Por Fundação Energia e Saneamento
O uso das tecnologias da informação na organização das cidades é uma tendência que vem para ficar, e a questão das redes inteligentes de energia e sua utilização na iluminação pública estão no bojo destas transformações. Mas ao olhar para as cidades do futuro, não seria interessante nos voltarmos para a história do desenvolvimento deste setor?
Em parceria com O Setor Elétrico, a Fundação Energia e Saneamento, instituição sem fins lucrativos detentora de um vasto acervo histórico sobre a energia no Brasil, relembra a trajetória da iluminação pública na capital paulista e as informações que o seu desenvolvimento de mais de 100 anos tem para oferecer.
Assim como outras cidades brasileiras, São Paulo teve suas primeiras experiências de iluminação pública nas décadas iniciais do século XIX, por meio do uso de lampiões à base de azeite de mamona, de peixe ou baleia. Os suportes eram pregados por longos braços de ferro às paredes das casas das ruas principais. Em 1829, havia 24 lampiões a azeite iluminando a cidade, época em que a população era em torno de 20 mil pessoas.
Nas décadas seguintes, ainda que de forma precária, as ruas passaram a ser iluminadas com a utilização e experimentação de compostos como o gás de hulha, o hidrogênio líquido e o querosene. Em 1869, foi fundada, em Londres, a The San Paulo Gas Company, Ltd, que passou a ser responsável pela exploração dos serviços de iluminação pública a gás em São Paulo. Em 1870, a Várzea do Carmo, no Brás, foi escolhida como o local ideal para a construção da fábrica de gás, que se tornaria a Casa das Retortas, hoje tombada pelos órgãos de patrimônio.

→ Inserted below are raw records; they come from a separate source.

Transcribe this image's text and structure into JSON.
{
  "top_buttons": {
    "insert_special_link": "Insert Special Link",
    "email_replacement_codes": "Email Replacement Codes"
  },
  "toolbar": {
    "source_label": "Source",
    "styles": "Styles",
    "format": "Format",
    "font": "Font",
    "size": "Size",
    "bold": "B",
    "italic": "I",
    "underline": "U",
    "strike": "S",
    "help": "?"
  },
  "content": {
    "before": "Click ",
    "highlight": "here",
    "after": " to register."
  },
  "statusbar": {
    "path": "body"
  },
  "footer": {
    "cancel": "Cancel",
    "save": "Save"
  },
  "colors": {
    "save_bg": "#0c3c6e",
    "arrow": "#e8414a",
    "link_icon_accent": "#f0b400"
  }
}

Em 1872, a The San Paulo Gas Company inaugurou seus serviços. A cerimônia, realizada em 31 de março com a presença de D. Pedro II, contou com a iluminação, em arcos festivos, da fachada da antiga Catedral da Sé e do Palácio do Governo, no Pátio do Colégio. As luminárias eram acesas ao final da tarde e apagadas na manhã seguinte por trabalhadores conhecidos como “vagalumes”. As ruas, antes desertas à noite, passaram a ser transitáveis, um marco na mudança do cotidiano da cidade.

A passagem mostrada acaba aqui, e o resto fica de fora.